The risk of catching HSV is low from any particular sexual exposure, even without a condom and when the partner is known to be infected.  Given the condom use plus no evidence your partner had genital herpes,  the chance you were infected with HSV was very low.  As noted above, I would not expect your drug treatment to elevate the risk.  You don't give enough detail about your genital lesions for me to judge the likelihood you had herpes.  But new genital herpes, especially in a patient on immunosuppressive drugs, usually would be more severe than a few genital lesions.  I would expect multiple lesions, serious pain, lymph node inflammation in the groin, and systemic symptoms like fever.  Therefore, I'm skeptical you caught HSV or that herpes explained your genital area lesions.

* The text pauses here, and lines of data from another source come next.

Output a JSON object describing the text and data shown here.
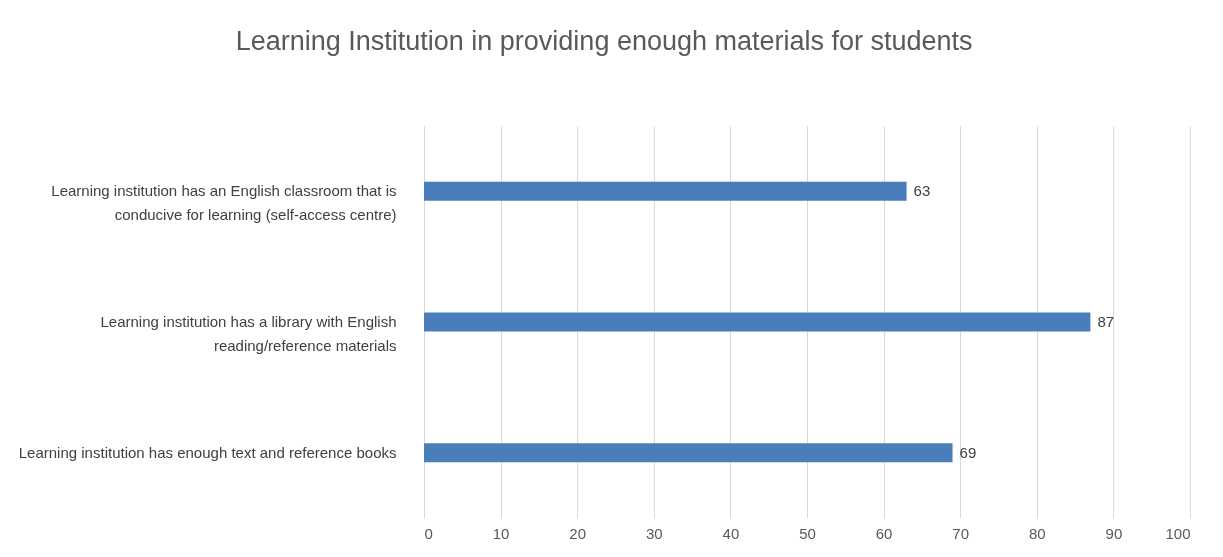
{
  "chart_data": {
    "type": "bar",
    "orientation": "horizontal",
    "title": "Learning Institution in providing enough materials for students",
    "categories": [
      "Learning institution has an English classroom that is conducive for learning (self-access centre)",
      "Learning institution has a library with English reading/reference materials",
      "Learning institution has enough text and reference books"
    ],
    "values": [
      63,
      87,
      69
    ],
    "color": "#4a7ebb",
    "xlim": [
      0,
      100
    ],
    "xticks": [
      0,
      10,
      20,
      30,
      40,
      50,
      60,
      70,
      80,
      90,
      100
    ],
    "grid": "x",
    "data_labels": true
  }
}
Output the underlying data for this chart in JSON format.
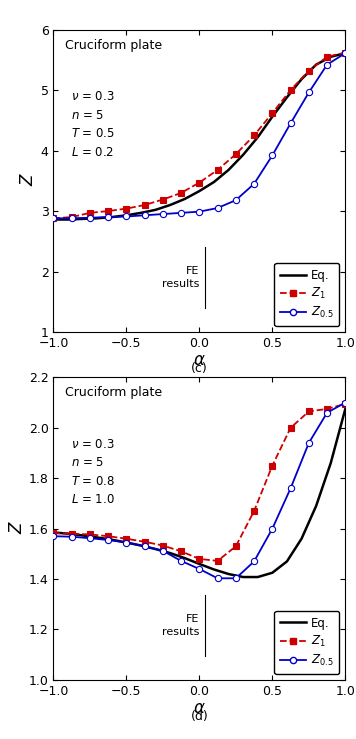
{
  "panel_c": {
    "title": "Cruciform plate",
    "ylabel": "Z",
    "xlabel": "α",
    "label": "(c)",
    "ylim": [
      1,
      6
    ],
    "yticks": [
      1,
      2,
      3,
      4,
      5,
      6
    ],
    "xlim": [
      -1.0,
      1.0
    ],
    "xticks": [
      -1.0,
      -0.5,
      0.0,
      0.5,
      1.0
    ],
    "nu": "0.3",
    "n": "5",
    "T": "0.5",
    "L": "0.2",
    "eq_x": [
      -1.0,
      -0.9,
      -0.8,
      -0.7,
      -0.6,
      -0.5,
      -0.4,
      -0.3,
      -0.2,
      -0.1,
      0.0,
      0.1,
      0.2,
      0.3,
      0.4,
      0.5,
      0.6,
      0.7,
      0.8,
      0.9,
      1.0
    ],
    "eq_y": [
      2.86,
      2.86,
      2.87,
      2.88,
      2.9,
      2.93,
      2.97,
      3.02,
      3.1,
      3.2,
      3.33,
      3.48,
      3.68,
      3.93,
      4.22,
      4.56,
      4.88,
      5.18,
      5.42,
      5.55,
      5.61
    ],
    "z1_x": [
      -1.0,
      -0.875,
      -0.75,
      -0.625,
      -0.5,
      -0.375,
      -0.25,
      -0.125,
      0.0,
      0.125,
      0.25,
      0.375,
      0.5,
      0.625,
      0.75,
      0.875,
      1.0
    ],
    "z1_y": [
      2.88,
      2.9,
      2.97,
      3.0,
      3.04,
      3.1,
      3.19,
      3.3,
      3.47,
      3.68,
      3.94,
      4.25,
      4.62,
      5.0,
      5.32,
      5.55,
      5.62
    ],
    "z05_x": [
      -1.0,
      -0.875,
      -0.75,
      -0.625,
      -0.5,
      -0.375,
      -0.25,
      -0.125,
      0.0,
      0.125,
      0.25,
      0.375,
      0.5,
      0.625,
      0.75,
      0.875,
      1.0
    ],
    "z05_y": [
      2.88,
      2.88,
      2.89,
      2.9,
      2.91,
      2.93,
      2.95,
      2.97,
      2.99,
      3.05,
      3.18,
      3.45,
      3.92,
      4.45,
      4.96,
      5.42,
      5.61
    ]
  },
  "panel_d": {
    "title": "Cruciform plate",
    "ylabel": "Z",
    "xlabel": "α",
    "label": "(d)",
    "ylim": [
      1.0,
      2.2
    ],
    "yticks": [
      1.0,
      1.2,
      1.4,
      1.6,
      1.8,
      2.0,
      2.2
    ],
    "xlim": [
      -1.0,
      1.0
    ],
    "xticks": [
      -1.0,
      -0.5,
      0.0,
      0.5,
      1.0
    ],
    "nu": "0.3",
    "n": "5",
    "T": "0.8",
    "L": "1.0",
    "eq_x": [
      -1.0,
      -0.9,
      -0.8,
      -0.7,
      -0.6,
      -0.5,
      -0.4,
      -0.3,
      -0.2,
      -0.1,
      0.0,
      0.1,
      0.2,
      0.3,
      0.4,
      0.5,
      0.6,
      0.7,
      0.8,
      0.9,
      1.0
    ],
    "eq_y": [
      1.585,
      1.58,
      1.573,
      1.565,
      1.556,
      1.545,
      1.533,
      1.519,
      1.503,
      1.483,
      1.46,
      1.438,
      1.42,
      1.408,
      1.408,
      1.425,
      1.47,
      1.56,
      1.69,
      1.86,
      2.075
    ],
    "z1_x": [
      -1.0,
      -0.875,
      -0.75,
      -0.625,
      -0.5,
      -0.375,
      -0.25,
      -0.125,
      0.0,
      0.125,
      0.25,
      0.375,
      0.5,
      0.625,
      0.75,
      0.875,
      1.0
    ],
    "z1_y": [
      1.582,
      1.58,
      1.577,
      1.57,
      1.56,
      1.548,
      1.533,
      1.51,
      1.48,
      1.472,
      1.53,
      1.67,
      1.85,
      2.0,
      2.065,
      2.075,
      2.095
    ],
    "z05_x": [
      -1.0,
      -0.875,
      -0.75,
      -0.625,
      -0.5,
      -0.375,
      -0.25,
      -0.125,
      0.0,
      0.125,
      0.25,
      0.375,
      0.5,
      0.625,
      0.75,
      0.875,
      1.0
    ],
    "z05_y": [
      1.57,
      1.568,
      1.562,
      1.555,
      1.545,
      1.53,
      1.512,
      1.472,
      1.44,
      1.403,
      1.403,
      1.47,
      1.6,
      1.76,
      1.94,
      2.06,
      2.1
    ]
  },
  "eq_color": "#000000",
  "z1_color": "#cc0000",
  "z05_color": "#0000cc",
  "eq_lw": 1.8,
  "fe_lw": 1.3
}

I cannot judge whether mycophenolate might prevent, blunt, or delay an antibody response to HSV (or any other virus) if you were infected.  From my understanding of that drug -- which admittedly is not great -- I would not think so.  Therefore, I believe your negative HSV blood tests will be reliable.  That said, 10 days is meaningless except as a baseline against which to compare future tests.  A repeat negative test at 30 days will be reassuring, but not definitive; even in immunologically normal persons, it often takes 4-6 weeks for positive results and sometimes 3-4 months.

Finally, if worse comes to worse someday -- i.e. you have or catch HSV, of either type -- I doubt it would be a problem as an opportunistic infection.  Even in people with profound immunodeficiency, e.g. overt AIDS, terminal cancer with potent chemotherapy, etc, HSV rarely causes important opportunistic infections.  Certain other herpes group infections, especially cytomegalovirus and varicella zoster virus, often do so -- but HSV only rarely.  So I really don't see this as a serious worry for you.

Consider printing this thread as a framework for discussion with our doctor, who probably is a much more qualified expert in opportunistic infections than I am.  I would be interested in his or her response to these comments.